The online files include pictures, videos, and declassified documents on over a dozen well-known abuse cases in Mexico, with more material set to be published after the site's launch on Tuesday.

Several non-government organizations worked together for a year and a half to create the Spanish-language web page "Memory and Truth," focusing on the period 1968 and 2014. They were backed by the prestigious Iberoamericana University and the government's national transparency institute INAI.

The archive seeks to "shore up public awareness (…) on cases of state violence," the activists said in a statement.

Among other incidents, the site shows information on the massacre of 72 migrants by a drug cartel in 2010, as wells the disappearance of 43 students in 2014, allegedly at the hands of  corrupt police officials.

Mexicans fight back

Trouble with INAI

In the Tuesday statement, however, independent activists slammed the autonomous state institute INAI for not pushing the government to release more information.
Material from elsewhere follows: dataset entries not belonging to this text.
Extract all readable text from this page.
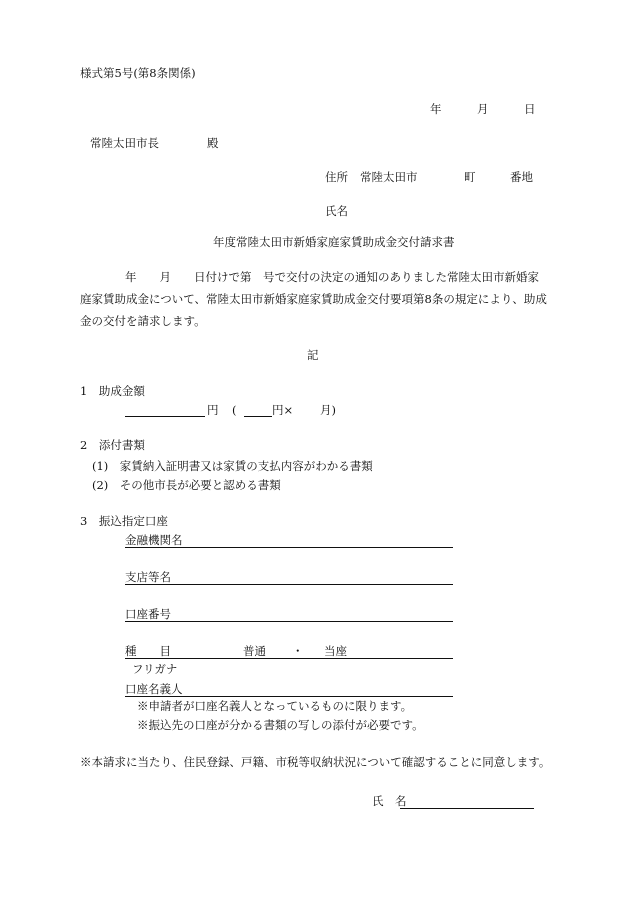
様式第5号(第8条関係)
年	月	日
常陸太田市長	殿
住所 常陸太田市	町	番地
氏名
年度常陸太田市新婚家庭家賃助成金交付請求書
年　　月　　日付けで第　号で交付の決定の通知のありました常陸太田市新婚家
庭家賃助成金について、常陸太田市新婚家庭家賃助成金交付要項第8条の規定により、助成
金の交付を請求します。
記
1　助成金額
円 (	円× 月)
2　添付書類
(1)　家賃納入証明書又は家賃の支払内容がわかる書類
(2)　その他市長が必要と認める書類
3　振込指定口座
金融機関名
支店等名
口座番号
種　　目	普通 ・ 当座
フリガナ
口座名義人
※申請者が口座名義人となっているものに限ります。
※振込先の口座が分かる書類の写しの添付が必要です。
※本請求に当たり、住民登録、戸籍、市税等収納状況について確認することに同意します。
氏　名
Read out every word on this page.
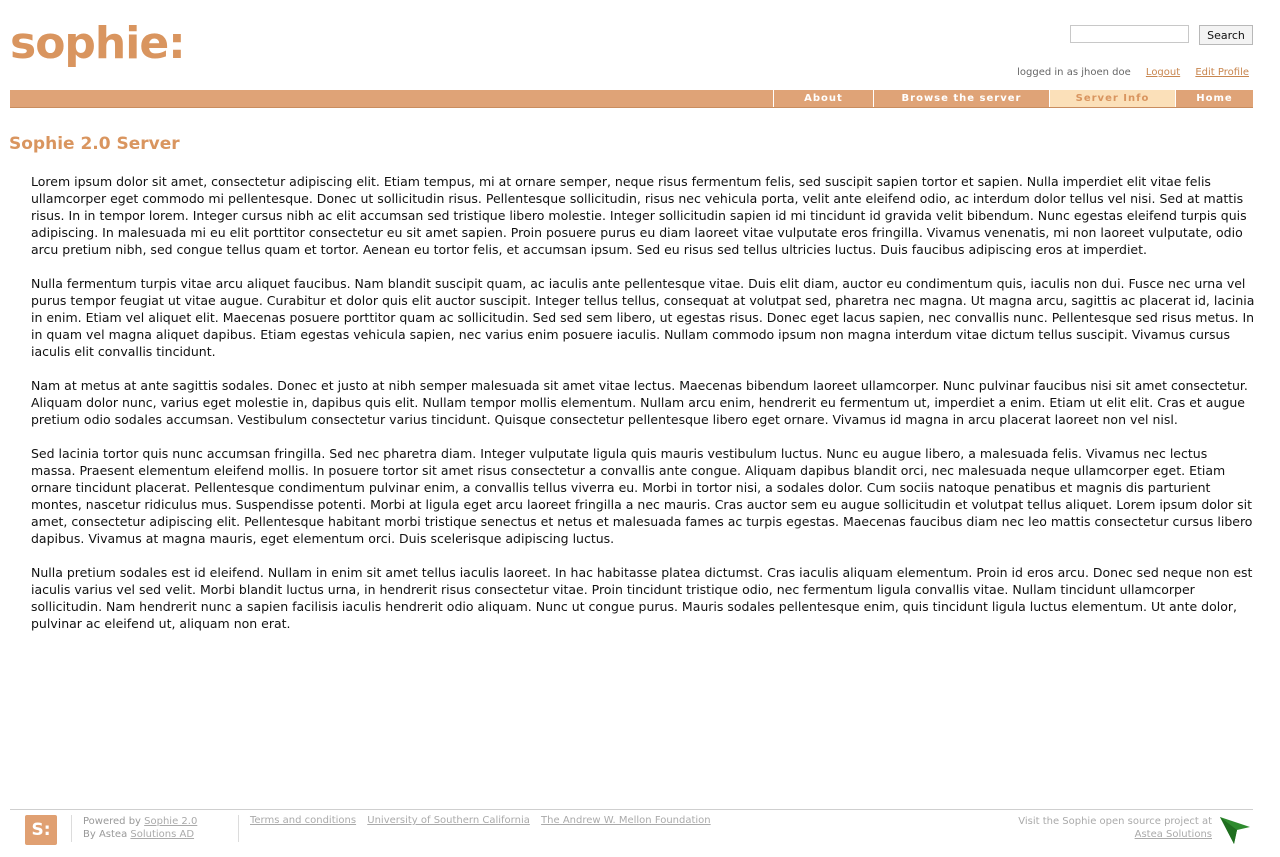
sophie:	Search
logged in as jhoen doe Logout Edit Profile
About	Browse the server	Server Info	Home
Sophie 2.0 Server

Lorem ipsum dolor sit amet, consectetur adipiscing elit. Etiam tempus, mi at ornare semper, neque risus fermentum felis, sed suscipit sapien tortor et sapien. Nulla imperdiet elit vitae felis ullamcorper eget commodo mi pellentesque. Donec ut sollicitudin risus. Pellentesque sollicitudin, risus nec vehicula porta, velit ante eleifend odio, ac interdum dolor tellus vel nisi. Sed at mattis risus. In in tempor lorem. Integer cursus nibh ac elit accumsan sed tristique libero molestie. Integer sollicitudin sapien id mi tincidunt id gravida velit bibendum. Nunc egestas eleifend turpis quis adipiscing. In malesuada mi eu elit porttitor consectetur eu sit amet sapien. Proin posuere purus eu diam laoreet vitae vulputate eros fringilla. Vivamus venenatis, mi non laoreet vulputate, odio arcu pretium nibh, sed congue tellus quam et tortor. Aenean eu tortor felis, et accumsan ipsum. Sed eu risus sed tellus ultricies luctus. Duis faucibus adipiscing eros at imperdiet.

Nulla fermentum turpis vitae arcu aliquet faucibus. Nam blandit suscipit quam, ac iaculis ante pellentesque vitae. Duis elit diam, auctor eu condimentum quis, iaculis non dui. Fusce nec urna vel purus tempor feugiat ut vitae augue. Curabitur et dolor quis elit auctor suscipit. Integer tellus tellus, consequat at volutpat sed, pharetra nec magna. Ut magna arcu, sagittis ac placerat id, lacinia in enim. Etiam vel aliquet elit. Maecenas posuere porttitor quam ac sollicitudin. Sed sed sem libero, ut egestas risus. Donec eget lacus sapien, nec convallis nunc. Pellentesque sed risus metus. In in quam vel magna aliquet dapibus. Etiam egestas vehicula sapien, nec varius enim posuere iaculis. Nullam commodo ipsum non magna interdum vitae dictum tellus suscipit. Vivamus cursus iaculis elit convallis tincidunt.

Nam at metus at ante sagittis sodales. Donec et justo at nibh semper malesuada sit amet vitae lectus. Maecenas bibendum laoreet ullamcorper. Nunc pulvinar faucibus nisi sit amet consectetur. Aliquam dolor nunc, varius eget molestie in, dapibus quis elit. Nullam tempor mollis elementum. Nullam arcu enim, hendrerit eu fermentum ut, imperdiet a enim. Etiam ut elit elit. Cras et augue pretium odio sodales accumsan. Vestibulum consectetur varius tincidunt. Quisque consectetur pellentesque libero eget ornare. Vivamus id magna in arcu placerat laoreet non vel nisl.

Sed lacinia tortor quis nunc accumsan fringilla. Sed nec pharetra diam. Integer vulputate ligula quis mauris vestibulum luctus. Nunc eu augue libero, a malesuada felis. Vivamus nec lectus massa. Praesent elementum eleifend mollis. In posuere tortor sit amet risus consectetur a convallis ante congue. Aliquam dapibus blandit orci, nec malesuada neque ullamcorper eget. Etiam ornare tincidunt placerat. Pellentesque condimentum pulvinar enim, a convallis tellus viverra eu. Morbi in tortor nisi, a sodales dolor. Cum sociis natoque penatibus et magnis dis parturient montes, nascetur ridiculus mus. Suspendisse potenti. Morbi at ligula eget arcu laoreet fringilla a nec mauris. Cras auctor sem eu augue sollicitudin et volutpat tellus aliquet. Lorem ipsum dolor sit amet, consectetur adipiscing elit. Pellentesque habitant morbi tristique senectus et netus et malesuada fames ac turpis egestas. Maecenas faucibus diam nec leo mattis consectetur cursus libero dapibus. Vivamus at magna mauris, eget elementum orci. Duis scelerisque adipiscing luctus.

Nulla pretium sodales est id eleifend. Nullam in enim sit amet tellus iaculis laoreet. In hac habitasse platea dictumst. Cras iaculis aliquam elementum. Proin id eros arcu. Donec sed neque non est iaculis varius vel sed velit. Morbi blandit luctus urna, in hendrerit risus consectetur vitae. Proin tincidunt tristique odio, nec fermentum ligula convallis vitae. Nullam tincidunt ullamcorper sollicitudin. Nam hendrerit nunc a sapien facilisis iaculis hendrerit odio aliquam. Nunc ut congue purus. Mauris sodales pellentesque enim, quis tincidunt ligula luctus elementum. Ut ante dolor, pulvinar ac eleifend ut, aliquam non erat.

S:	Powered by Sophie 2.0
By Astea Solutions AD
Terms and conditions University of Southern California The Andrew W. Mellon Foundation	Visit the Sophie open source project at
Astea Solutions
They also criticized the institute for withholding data by using privacy protection in a "disproportionate and unfounded" manner.

The alleged protection of privacy "amounted to a form of censorship," the NGO activists said.

While the site creators encountered "diverse problems and barriers that appeared to be technical," behind them there were "clear intentions to obstruct and undermine the project," they added.

Nursery fire blacked out

The autonomous body was also under fire for deciding to withhold a trove of documents just days before the website went online. Specifically, INAI decided not to publish the section on a nursery fire that killed 49 children in 2009.

Ana Cristina Ruelas from media rights group Article 19, said the INAI was "afraid" and "part of the political system of secrecy."

In response, INAI president Ximena Puente defended the institute, saying it also has the "delicate" responsibility of protecting "personal data."